20100914 africanews
JOHANNESBURG (Reuters) - South Africa's powerful labour federation called on Tuesday for more exchange controls and a capital flow tax to ease unemployment, further fraying an alliance with the ANC government amid mounting social unrest.
The leftist proposals by the COSATU bloc will pile pressure on the African National Congress to prove that its pro-investor policies are worth pursuing with an ANC policy meeting on tap next week and a COSATU-ANC summit later this year.
In an atmosphere soured by a three-week public sector strike and union grievances about alleged cronyism in high government office, President Jacob Zuma has found himself caught between the need to placate his old anti-apartheid comrades and reviving growth in the African continent's largest economy.
COSATU, which wants unions to have a greater say in policy formation, said last week its traditional alliance with the ANC and the South African Communist Party faced paralysis and may even break up over policy differences.
Upping the ante on Tuesday, COSATU released an economic policy paper with proposals calling for a tax on short-term capital flows, a reversal of steps to relax currency controls and a nationalisation of some mines.
COSATU said that South Africa's cutting back of exchange controls had robbed the country of much-needed resources for investment.
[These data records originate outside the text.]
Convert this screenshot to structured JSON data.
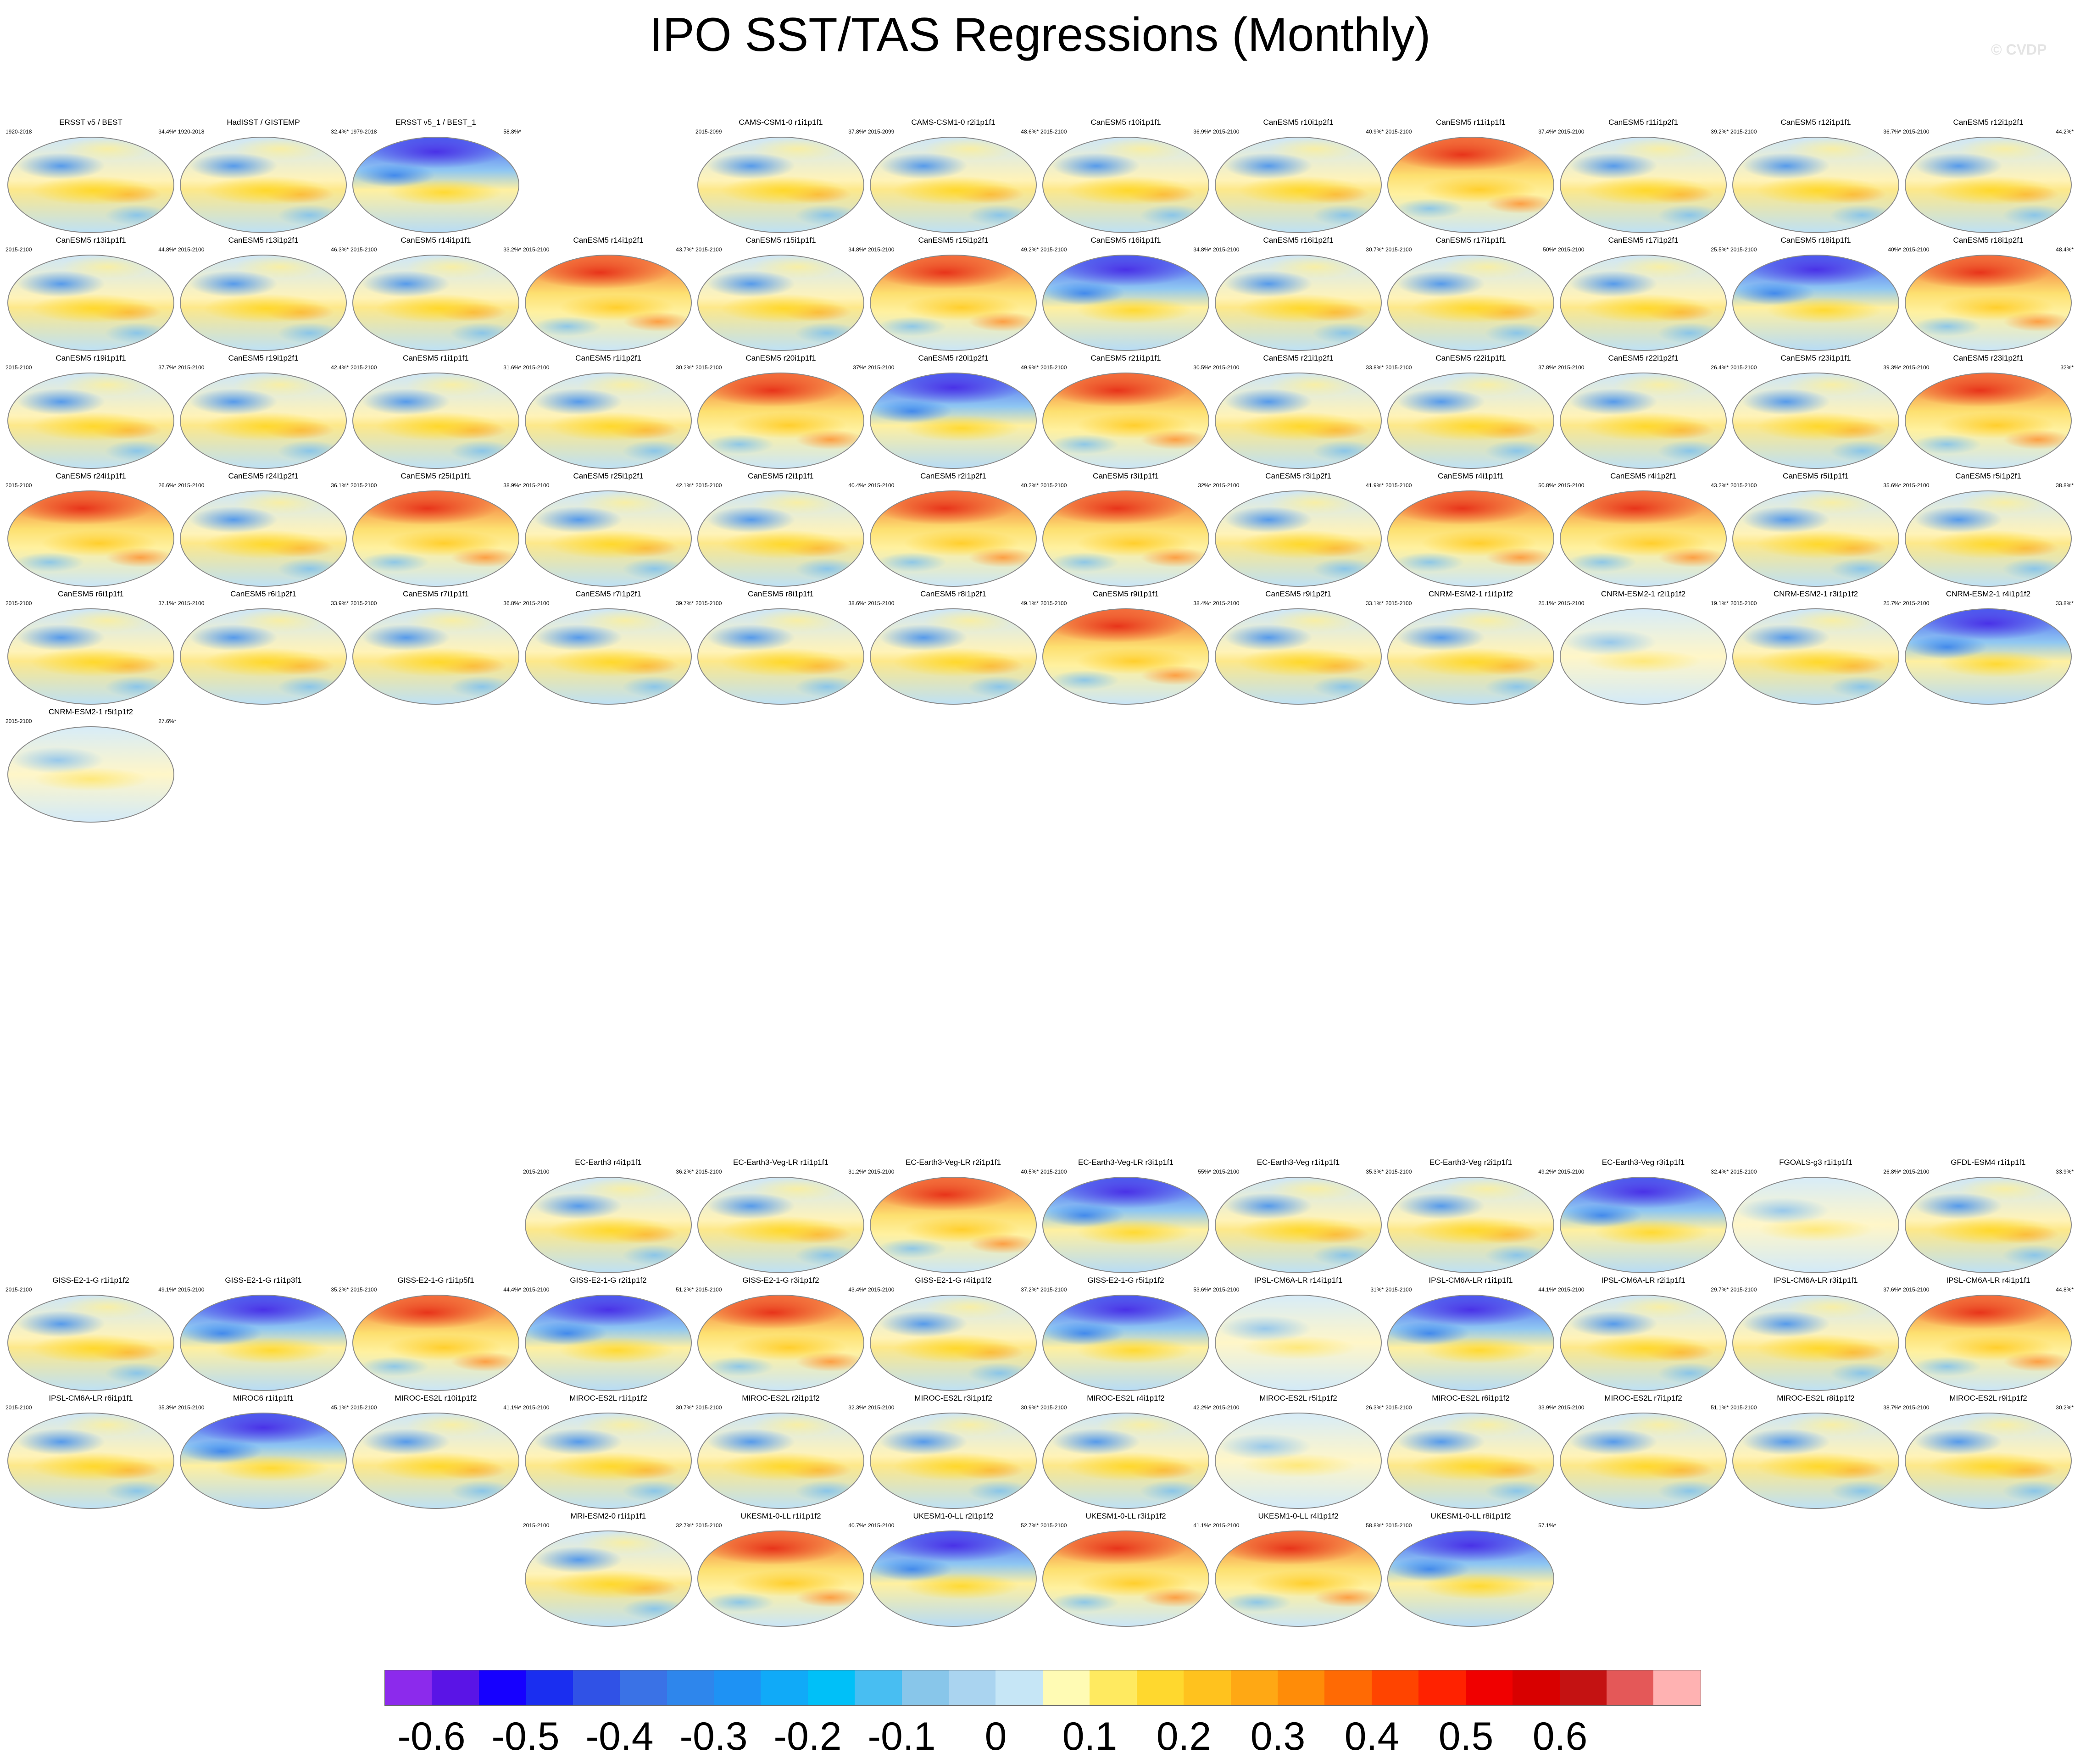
{
  "title": "IPO SST/TAS Regressions (Monthly)",
  "watermark": "© CVDP",
  "panels_top": [
    {
      "title": "ERSST v5 / BEST",
      "period": "1920-2018",
      "pct": "34.4%*",
      "style": "normal"
    },
    {
      "title": "HadISST / GISTEMP",
      "period": "1920-2018",
      "pct": "32.4%*",
      "style": "normal"
    },
    {
      "title": "ERSST v5_1 / BEST_1",
      "period": "1979-2018",
      "pct": "58.8%*",
      "style": "cool"
    },
    {
      "title": "CAMS-CSM1-0 r1i1p1f1",
      "period": "2015-2099",
      "pct": "37.8%*",
      "style": "normal"
    },
    {
      "title": "CAMS-CSM1-0 r2i1p1f1",
      "period": "2015-2099",
      "pct": "48.6%*",
      "style": "normal"
    },
    {
      "title": "CanESM5 r10i1p1f1",
      "period": "2015-2100",
      "pct": "36.9%*",
      "style": "normal"
    },
    {
      "title": "CanESM5 r10i1p2f1",
      "period": "2015-2100",
      "pct": "40.9%*",
      "style": "normal"
    },
    {
      "title": "CanESM5 r11i1p1f1",
      "period": "2015-2100",
      "pct": "37.4%*",
      "style": "warm"
    },
    {
      "title": "CanESM5 r11i1p2f1",
      "period": "2015-2100",
      "pct": "39.2%*",
      "style": "normal"
    },
    {
      "title": "CanESM5 r12i1p1f1",
      "period": "2015-2100",
      "pct": "36.7%*",
      "style": "normal"
    },
    {
      "title": "CanESM5 r12i1p2f1",
      "period": "2015-2100",
      "pct": "44.2%*",
      "style": "normal"
    },
    {
      "title": "CanESM5 r13i1p1f1",
      "period": "2015-2100",
      "pct": "44.8%*",
      "style": "normal"
    },
    {
      "title": "CanESM5 r13i1p2f1",
      "period": "2015-2100",
      "pct": "46.3%*",
      "style": "normal"
    },
    {
      "title": "CanESM5 r14i1p1f1",
      "period": "2015-2100",
      "pct": "33.2%*",
      "style": "normal"
    },
    {
      "title": "CanESM5 r14i1p2f1",
      "period": "2015-2100",
      "pct": "43.7%*",
      "style": "warm"
    },
    {
      "title": "CanESM5 r15i1p1f1",
      "period": "2015-2100",
      "pct": "34.8%*",
      "style": "normal"
    },
    {
      "title": "CanESM5 r15i1p2f1",
      "period": "2015-2100",
      "pct": "49.2%*",
      "style": "warm"
    },
    {
      "title": "CanESM5 r16i1p1f1",
      "period": "2015-2100",
      "pct": "34.8%*",
      "style": "cool"
    },
    {
      "title": "CanESM5 r16i1p2f1",
      "period": "2015-2100",
      "pct": "30.7%*",
      "style": "normal"
    },
    {
      "title": "CanESM5 r17i1p1f1",
      "period": "2015-2100",
      "pct": "50%*",
      "style": "normal"
    },
    {
      "title": "CanESM5 r17i1p2f1",
      "period": "2015-2100",
      "pct": "25.5%*",
      "style": "normal"
    },
    {
      "title": "CanESM5 r18i1p1f1",
      "period": "2015-2100",
      "pct": "40%*",
      "style": "cool"
    },
    {
      "title": "CanESM5 r18i1p2f1",
      "period": "2015-2100",
      "pct": "48.4%*",
      "style": "warm"
    },
    {
      "title": "CanESM5 r19i1p1f1",
      "period": "2015-2100",
      "pct": "37.7%*",
      "style": "normal"
    },
    {
      "title": "CanESM5 r19i1p2f1",
      "period": "2015-2100",
      "pct": "42.4%*",
      "style": "normal"
    },
    {
      "title": "CanESM5 r1i1p1f1",
      "period": "2015-2100",
      "pct": "31.6%*",
      "style": "normal"
    },
    {
      "title": "CanESM5 r1i1p2f1",
      "period": "2015-2100",
      "pct": "30.2%*",
      "style": "normal"
    },
    {
      "title": "CanESM5 r20i1p1f1",
      "period": "2015-2100",
      "pct": "37%*",
      "style": "warm"
    },
    {
      "title": "CanESM5 r20i1p2f1",
      "period": "2015-2100",
      "pct": "49.9%*",
      "style": "cool"
    },
    {
      "title": "CanESM5 r21i1p1f1",
      "period": "2015-2100",
      "pct": "30.5%*",
      "style": "warm"
    },
    {
      "title": "CanESM5 r21i1p2f1",
      "period": "2015-2100",
      "pct": "33.8%*",
      "style": "normal"
    },
    {
      "title": "CanESM5 r22i1p1f1",
      "period": "2015-2100",
      "pct": "37.8%*",
      "style": "normal"
    },
    {
      "title": "CanESM5 r22i1p2f1",
      "period": "2015-2100",
      "pct": "26.4%*",
      "style": "normal"
    },
    {
      "title": "CanESM5 r23i1p1f1",
      "period": "2015-2100",
      "pct": "39.3%*",
      "style": "normal"
    },
    {
      "title": "CanESM5 r23i1p2f1",
      "period": "2015-2100",
      "pct": "32%*",
      "style": "warm"
    },
    {
      "title": "CanESM5 r24i1p1f1",
      "period": "2015-2100",
      "pct": "26.6%*",
      "style": "warm"
    },
    {
      "title": "CanESM5 r24i1p2f1",
      "period": "2015-2100",
      "pct": "36.1%*",
      "style": "normal"
    },
    {
      "title": "CanESM5 r25i1p1f1",
      "period": "2015-2100",
      "pct": "38.9%*",
      "style": "warm"
    },
    {
      "title": "CanESM5 r25i1p2f1",
      "period": "2015-2100",
      "pct": "42.1%*",
      "style": "normal"
    },
    {
      "title": "CanESM5 r2i1p1f1",
      "period": "2015-2100",
      "pct": "40.4%*",
      "style": "normal"
    },
    {
      "title": "CanESM5 r2i1p2f1",
      "period": "2015-2100",
      "pct": "40.2%*",
      "style": "warm"
    },
    {
      "title": "CanESM5 r3i1p1f1",
      "period": "2015-2100",
      "pct": "32%*",
      "style": "warm"
    },
    {
      "title": "CanESM5 r3i1p2f1",
      "period": "2015-2100",
      "pct": "41.9%*",
      "style": "normal"
    },
    {
      "title": "CanESM5 r4i1p1f1",
      "period": "2015-2100",
      "pct": "50.8%*",
      "style": "warm"
    },
    {
      "title": "CanESM5 r4i1p2f1",
      "period": "2015-2100",
      "pct": "43.2%*",
      "style": "warm"
    },
    {
      "title": "CanESM5 r5i1p1f1",
      "period": "2015-2100",
      "pct": "35.6%*",
      "style": "normal"
    },
    {
      "title": "CanESM5 r5i1p2f1",
      "period": "2015-2100",
      "pct": "38.8%*",
      "style": "normal"
    },
    {
      "title": "CanESM5 r6i1p1f1",
      "period": "2015-2100",
      "pct": "37.1%*",
      "style": "normal"
    },
    {
      "title": "CanESM5 r6i1p2f1",
      "period": "2015-2100",
      "pct": "33.9%*",
      "style": "normal"
    },
    {
      "title": "CanESM5 r7i1p1f1",
      "period": "2015-2100",
      "pct": "36.8%*",
      "style": "normal"
    },
    {
      "title": "CanESM5 r7i1p2f1",
      "period": "2015-2100",
      "pct": "39.7%*",
      "style": "normal"
    },
    {
      "title": "CanESM5 r8i1p1f1",
      "period": "2015-2100",
      "pct": "38.6%*",
      "style": "normal"
    },
    {
      "title": "CanESM5 r8i1p2f1",
      "period": "2015-2100",
      "pct": "49.1%*",
      "style": "normal"
    },
    {
      "title": "CanESM5 r9i1p1f1",
      "period": "2015-2100",
      "pct": "38.4%*",
      "style": "warm"
    },
    {
      "title": "CanESM5 r9i1p2f1",
      "period": "2015-2100",
      "pct": "33.1%*",
      "style": "normal"
    },
    {
      "title": "CNRM-ESM2-1 r1i1p1f2",
      "period": "2015-2100",
      "pct": "25.1%*",
      "style": "normal"
    },
    {
      "title": "CNRM-ESM2-1 r2i1p1f2",
      "period": "2015-2100",
      "pct": "19.1%*",
      "style": "pale"
    },
    {
      "title": "CNRM-ESM2-1 r3i1p1f2",
      "period": "2015-2100",
      "pct": "25.7%*",
      "style": "normal"
    },
    {
      "title": "CNRM-ESM2-1 r4i1p1f2",
      "period": "2015-2100",
      "pct": "33.8%*",
      "style": "cool"
    },
    {
      "title": "CNRM-ESM2-1 r5i1p1f2",
      "period": "2015-2100",
      "pct": "27.6%*",
      "style": "pale"
    }
  ],
  "panels_bottom": [
    {
      "title": "EC-Earth3 r4i1p1f1",
      "period": "2015-2100",
      "pct": "36.2%*",
      "style": "normal"
    },
    {
      "title": "EC-Earth3-Veg-LR r1i1p1f1",
      "period": "2015-2100",
      "pct": "31.2%*",
      "style": "normal"
    },
    {
      "title": "EC-Earth3-Veg-LR r2i1p1f1",
      "period": "2015-2100",
      "pct": "40.5%*",
      "style": "warm"
    },
    {
      "title": "EC-Earth3-Veg-LR r3i1p1f1",
      "period": "2015-2100",
      "pct": "55%*",
      "style": "cool"
    },
    {
      "title": "EC-Earth3-Veg r1i1p1f1",
      "period": "2015-2100",
      "pct": "35.3%*",
      "style": "normal"
    },
    {
      "title": "EC-Earth3-Veg r2i1p1f1",
      "period": "2015-2100",
      "pct": "49.2%*",
      "style": "normal"
    },
    {
      "title": "EC-Earth3-Veg r3i1p1f1",
      "period": "2015-2100",
      "pct": "32.4%*",
      "style": "cool"
    },
    {
      "title": "FGOALS-g3 r1i1p1f1",
      "period": "2015-2100",
      "pct": "26.8%*",
      "style": "pale"
    },
    {
      "title": "GFDL-ESM4 r1i1p1f1",
      "period": "2015-2100",
      "pct": "33.9%*",
      "style": "normal"
    },
    {
      "title": "GISS-E2-1-G r1i1p1f2",
      "period": "2015-2100",
      "pct": "49.1%*",
      "style": "normal"
    },
    {
      "title": "GISS-E2-1-G r1i1p3f1",
      "period": "2015-2100",
      "pct": "35.2%*",
      "style": "cool"
    },
    {
      "title": "GISS-E2-1-G r1i1p5f1",
      "period": "2015-2100",
      "pct": "44.4%*",
      "style": "warm"
    },
    {
      "title": "GISS-E2-1-G r2i1p1f2",
      "period": "2015-2100",
      "pct": "51.2%*",
      "style": "cool"
    },
    {
      "title": "GISS-E2-1-G r3i1p1f2",
      "period": "2015-2100",
      "pct": "43.4%*",
      "style": "warm"
    },
    {
      "title": "GISS-E2-1-G r4i1p1f2",
      "period": "2015-2100",
      "pct": "37.2%*",
      "style": "normal"
    },
    {
      "title": "GISS-E2-1-G r5i1p1f2",
      "period": "2015-2100",
      "pct": "53.6%*",
      "style": "cool"
    },
    {
      "title": "IPSL-CM6A-LR r14i1p1f1",
      "period": "2015-2100",
      "pct": "31%*",
      "style": "pale"
    },
    {
      "title": "IPSL-CM6A-LR r1i1p1f1",
      "period": "2015-2100",
      "pct": "44.1%*",
      "style": "cool"
    },
    {
      "title": "IPSL-CM6A-LR r2i1p1f1",
      "period": "2015-2100",
      "pct": "29.7%*",
      "style": "normal"
    },
    {
      "title": "IPSL-CM6A-LR r3i1p1f1",
      "period": "2015-2100",
      "pct": "37.6%*",
      "style": "normal"
    },
    {
      "title": "IPSL-CM6A-LR r4i1p1f1",
      "period": "2015-2100",
      "pct": "44.8%*",
      "style": "warm"
    },
    {
      "title": "IPSL-CM6A-LR r6i1p1f1",
      "period": "2015-2100",
      "pct": "35.3%*",
      "style": "normal"
    },
    {
      "title": "MIROC6 r1i1p1f1",
      "period": "2015-2100",
      "pct": "45.1%*",
      "style": "cool"
    },
    {
      "title": "MIROC-ES2L r10i1p1f2",
      "period": "2015-2100",
      "pct": "41.1%*",
      "style": "normal"
    },
    {
      "title": "MIROC-ES2L r1i1p1f2",
      "period": "2015-2100",
      "pct": "30.7%*",
      "style": "normal"
    },
    {
      "title": "MIROC-ES2L r2i1p1f2",
      "period": "2015-2100",
      "pct": "32.3%*",
      "style": "normal"
    },
    {
      "title": "MIROC-ES2L r3i1p1f2",
      "period": "2015-2100",
      "pct": "30.9%*",
      "style": "normal"
    },
    {
      "title": "MIROC-ES2L r4i1p1f2",
      "period": "2015-2100",
      "pct": "42.2%*",
      "style": "normal"
    },
    {
      "title": "MIROC-ES2L r5i1p1f2",
      "period": "2015-2100",
      "pct": "26.3%*",
      "style": "pale"
    },
    {
      "title": "MIROC-ES2L r6i1p1f2",
      "period": "2015-2100",
      "pct": "33.9%*",
      "style": "normal"
    },
    {
      "title": "MIROC-ES2L r7i1p1f2",
      "period": "2015-2100",
      "pct": "51.1%*",
      "style": "normal"
    },
    {
      "title": "MIROC-ES2L r8i1p1f2",
      "period": "2015-2100",
      "pct": "38.7%*",
      "style": "normal"
    },
    {
      "title": "MIROC-ES2L r9i1p1f2",
      "period": "2015-2100",
      "pct": "30.2%*",
      "style": "normal"
    },
    {
      "title": "MRI-ESM2-0 r1i1p1f1",
      "period": "2015-2100",
      "pct": "32.7%*",
      "style": "normal"
    },
    {
      "title": "UKESM1-0-LL r1i1p1f2",
      "period": "2015-2100",
      "pct": "40.7%*",
      "style": "warm"
    },
    {
      "title": "UKESM1-0-LL r2i1p1f2",
      "period": "2015-2100",
      "pct": "52.7%*",
      "style": "cool"
    },
    {
      "title": "UKESM1-0-LL r3i1p1f2",
      "period": "2015-2100",
      "pct": "41.1%*",
      "style": "warm"
    },
    {
      "title": "UKESM1-0-LL r4i1p1f2",
      "period": "2015-2100",
      "pct": "58.8%*",
      "style": "warm"
    },
    {
      "title": "UKESM1-0-LL r8i1p1f2",
      "period": "2015-2100",
      "pct": "57.1%*",
      "style": "cool"
    }
  ],
  "colorbar": {
    "colors": [
      "#8c2aec",
      "#5a14e6",
      "#1600ff",
      "#1a2ef0",
      "#3052e6",
      "#3a72e6",
      "#2e86ec",
      "#1e92f4",
      "#10aaf8",
      "#00c0f8",
      "#48bef2",
      "#88c6ea",
      "#aad4f0",
      "#c6e6f6",
      "#fffbb4",
      "#ffea60",
      "#ffd82e",
      "#ffc21e",
      "#ffa814",
      "#ff8c08",
      "#ff6a04",
      "#ff4400",
      "#ff2200",
      "#f00000",
      "#d80000",
      "#c41212",
      "#e45858",
      "#ffb2b2"
    ],
    "labels": [
      "-0.6",
      "-0.5",
      "-0.4",
      "-0.3",
      "-0.2",
      "-0.1",
      "0",
      "0.1",
      "0.2",
      "0.3",
      "0.4",
      "0.5",
      "0.6"
    ]
  }
}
The idea clashes with the National Treasury's plan for further tempering of the controls, with details due in next month's medium-term budget policy statement.
The ANC will discuss taxing short-term capital flows to limit the gains of the rand currency at next week's meeting.
But COSATU wants the rand much weaker at 10 to the dollar to shore up manufacturers battered last year by South Africa's first recession since 1992. The rand has risen about six percent against the dollar this year. It gained some 30 percent in 2009.